Search code examples
sitecorelucene.netsitecore8accent-insensitive

Sitecore lucene greek search is accent sensitive?


On a default Sitecore 8 installation, I have a bucket with quite a few items in it. When I issue a content search query on a RTE field in the Greek language, it seems that Sitecore treats the search term in an accent sensitive way, which is wrong for Greek.

Can someone point me to the right direction into making the index accent insensitive for Greek?


Solution

  • It seems that the issue was with the way Sitecore understands cultures and assigns culture execution context to its searches and indexes.

    For the particular solution, we had renamed the "el-GR" language to "el" (to show "nicely" in the url).

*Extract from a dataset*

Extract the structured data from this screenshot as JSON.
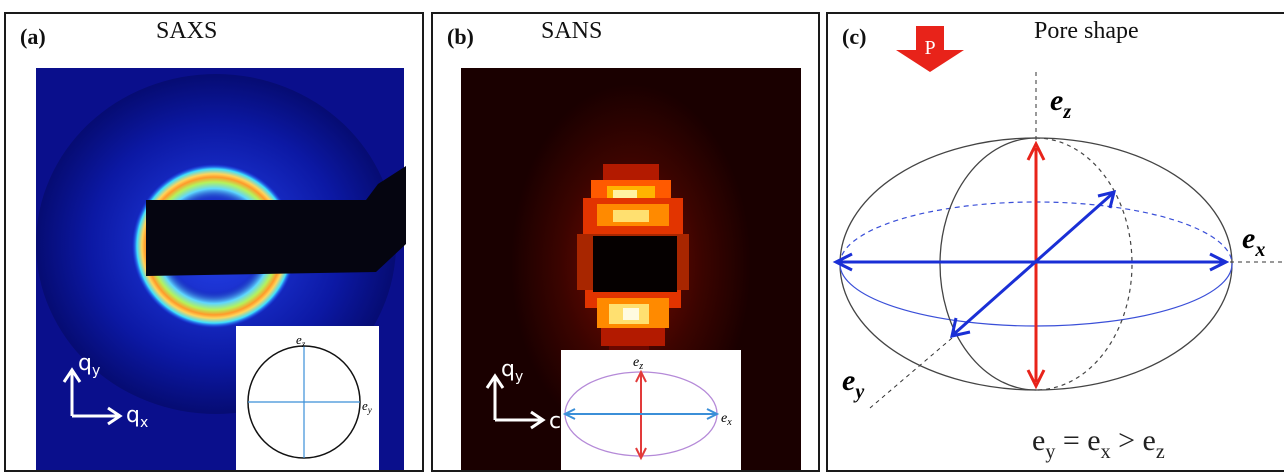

In turn, Sitecore was assigning a CultureInfo with name "el", not "el-GR". But in the defaultIndexConfiguration config file, the Greek analyzer would be assigned only when the CultureInfo of the CultureExecutionContext was el-GR, so the data was actually indexed using the StandardAnalyzer, not the GreekAnalyzer, hence the accent sensitivity.

    We added extra config to cover the case where the CultureInfo has name "el" (copied the "el-GR" config node actually) and after the necessary index rebuild, everything was OK.

    It is rather obscure though why Sitecore would go and alter the name of the CultureInfo object...